When preparing estate plans, many individuals focus on what will happen after they pass away. However, it is often just as important to consider what will happen if one becomes incapacitated.
In the event that you are no longer able to make decisions for yourself, it’s important that your estate plan include arrangements to protect you – and prevent financial abuse.
What is elder financial abuse?
Elder financial abuse can involve scams and fraud aimed to take advantage of elderly people. Perpetrators may contact elderly people by phone or email and trick them into releasing their personal financial information.

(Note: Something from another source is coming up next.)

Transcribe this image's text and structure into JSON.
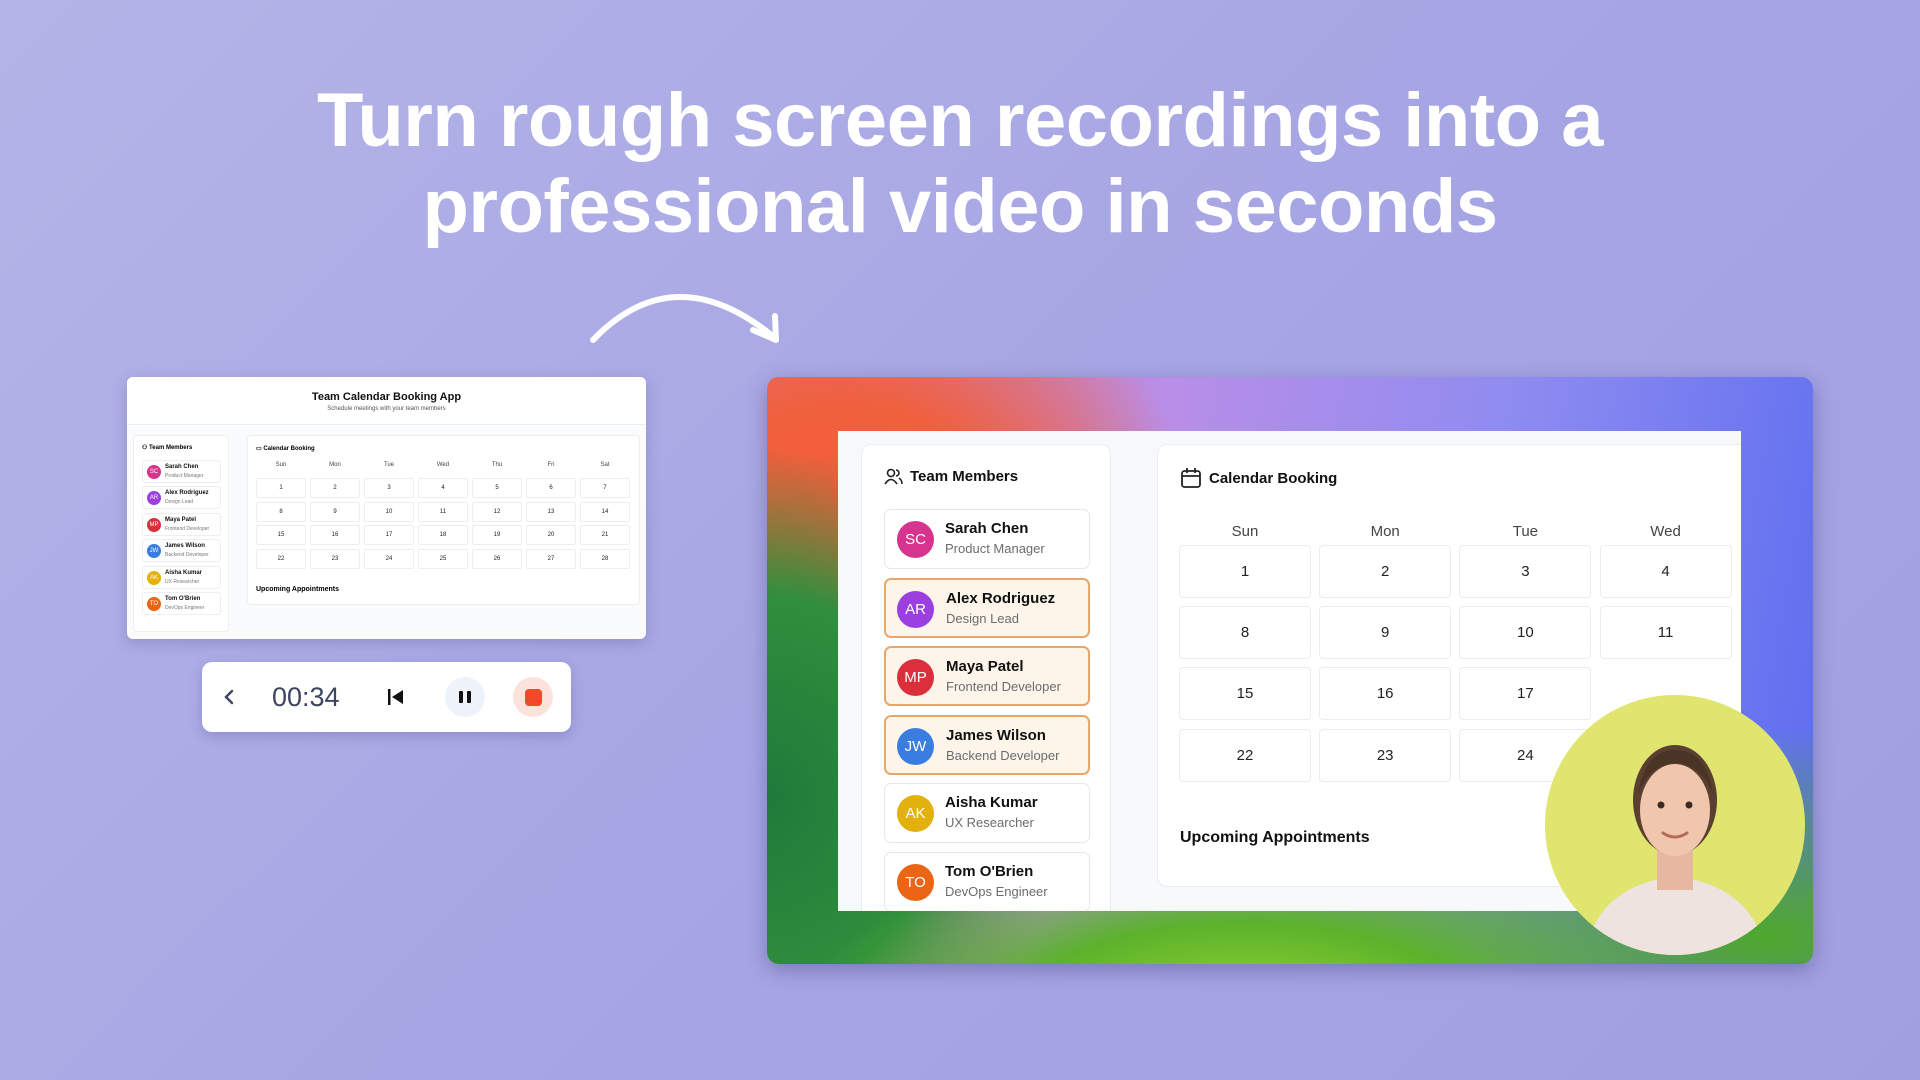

However, elder financial abuse is most often committed by someone an elderly person knows – and even trusts. This may be a family member, caregiver or neighbor. This individual may take advantage of an elderly person with cognitive impairment – finding a way to gain access to their accounts and misuse their funds. The abuse may start with small misappropriations of funds and then slowly become more egregious. The earlier an issue is caught and dealt with, the less damage can be done.

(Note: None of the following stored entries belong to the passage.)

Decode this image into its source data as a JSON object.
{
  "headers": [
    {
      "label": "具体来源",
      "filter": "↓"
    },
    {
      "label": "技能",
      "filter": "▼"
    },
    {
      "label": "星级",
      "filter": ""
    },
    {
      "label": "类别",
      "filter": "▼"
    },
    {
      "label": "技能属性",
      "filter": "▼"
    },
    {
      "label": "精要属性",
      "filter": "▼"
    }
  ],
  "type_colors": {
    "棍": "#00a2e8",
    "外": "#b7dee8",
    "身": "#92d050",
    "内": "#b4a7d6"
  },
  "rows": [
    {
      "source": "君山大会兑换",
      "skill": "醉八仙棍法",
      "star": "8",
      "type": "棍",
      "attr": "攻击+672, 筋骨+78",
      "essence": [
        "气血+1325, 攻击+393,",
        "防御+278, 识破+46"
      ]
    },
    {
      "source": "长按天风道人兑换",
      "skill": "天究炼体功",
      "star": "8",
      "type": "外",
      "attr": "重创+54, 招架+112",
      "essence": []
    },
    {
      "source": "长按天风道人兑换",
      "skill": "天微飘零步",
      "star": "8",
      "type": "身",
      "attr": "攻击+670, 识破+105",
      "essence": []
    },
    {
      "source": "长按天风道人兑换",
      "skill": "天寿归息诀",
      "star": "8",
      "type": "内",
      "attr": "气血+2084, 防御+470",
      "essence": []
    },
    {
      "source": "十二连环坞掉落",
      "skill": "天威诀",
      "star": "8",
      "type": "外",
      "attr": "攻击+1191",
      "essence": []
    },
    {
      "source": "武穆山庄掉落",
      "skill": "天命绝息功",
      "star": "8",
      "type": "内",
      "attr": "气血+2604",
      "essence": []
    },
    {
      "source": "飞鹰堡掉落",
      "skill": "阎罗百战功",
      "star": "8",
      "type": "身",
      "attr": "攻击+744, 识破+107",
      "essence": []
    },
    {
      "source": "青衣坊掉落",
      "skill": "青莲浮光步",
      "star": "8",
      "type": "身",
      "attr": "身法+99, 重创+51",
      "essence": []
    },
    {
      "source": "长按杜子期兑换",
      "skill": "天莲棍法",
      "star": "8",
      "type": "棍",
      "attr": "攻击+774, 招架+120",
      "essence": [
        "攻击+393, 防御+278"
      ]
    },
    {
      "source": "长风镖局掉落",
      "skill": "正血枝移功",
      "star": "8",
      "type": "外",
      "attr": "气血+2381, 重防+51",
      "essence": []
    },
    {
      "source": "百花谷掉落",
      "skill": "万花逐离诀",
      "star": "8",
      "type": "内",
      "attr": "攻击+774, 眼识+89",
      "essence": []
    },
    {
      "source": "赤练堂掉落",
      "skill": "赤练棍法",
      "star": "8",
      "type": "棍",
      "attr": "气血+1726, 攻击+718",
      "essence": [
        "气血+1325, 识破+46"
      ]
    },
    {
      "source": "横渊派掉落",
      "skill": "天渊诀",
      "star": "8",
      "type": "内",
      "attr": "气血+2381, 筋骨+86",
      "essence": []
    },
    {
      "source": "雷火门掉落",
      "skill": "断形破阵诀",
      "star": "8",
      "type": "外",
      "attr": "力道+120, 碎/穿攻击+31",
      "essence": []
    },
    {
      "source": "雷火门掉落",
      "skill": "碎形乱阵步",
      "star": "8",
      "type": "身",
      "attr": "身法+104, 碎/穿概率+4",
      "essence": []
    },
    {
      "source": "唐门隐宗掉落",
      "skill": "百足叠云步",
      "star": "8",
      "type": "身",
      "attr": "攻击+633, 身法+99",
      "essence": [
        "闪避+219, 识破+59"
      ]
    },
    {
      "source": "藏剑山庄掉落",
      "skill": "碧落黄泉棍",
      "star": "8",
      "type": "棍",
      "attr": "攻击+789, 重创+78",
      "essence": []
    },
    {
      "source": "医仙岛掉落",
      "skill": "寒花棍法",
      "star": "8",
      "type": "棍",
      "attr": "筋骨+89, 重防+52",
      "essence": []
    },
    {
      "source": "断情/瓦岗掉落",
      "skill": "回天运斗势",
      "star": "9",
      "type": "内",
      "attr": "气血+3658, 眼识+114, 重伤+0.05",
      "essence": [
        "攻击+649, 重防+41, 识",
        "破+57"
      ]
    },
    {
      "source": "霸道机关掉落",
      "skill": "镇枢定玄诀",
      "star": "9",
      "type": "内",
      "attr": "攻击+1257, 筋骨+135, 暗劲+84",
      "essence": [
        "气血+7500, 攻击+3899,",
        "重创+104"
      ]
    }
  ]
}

Taking preventative action
You may have already set up a will or trust to plan for how your assets will be handled once you’re gone. But it is equally important that your estate plan include contingency plans – in the event that you are no longer able to make decisions for yourself. This includes designating a trusted power of attorney for both your property and your personal care.
Individuals who do not make plans in advance for their potential loss of capacity may find themselves at higher risk of abuse, especially if they end up with dementia or other cognitive issues.
Financial abuse is a very common issue in Canada. In fact, the Ontario Human Rights Commission reports that 62.5% of abuse cases involve financial exploitation. In addition, with the number of Canadians aged 85 and older growing at nearly four times the rate of the rest of the population (19.4% and 5% respectively), the number of financial abuse cases is expected to increase.
No one wants to anticipate a day when the are no longer able to make decisions for themselves. However, taking steps now to protect your future – no matter what it holds – is wise. An estate planning lawyer can help you with advance planning to ensure a trustworthy person is left in charge, should a loss of capacity occur.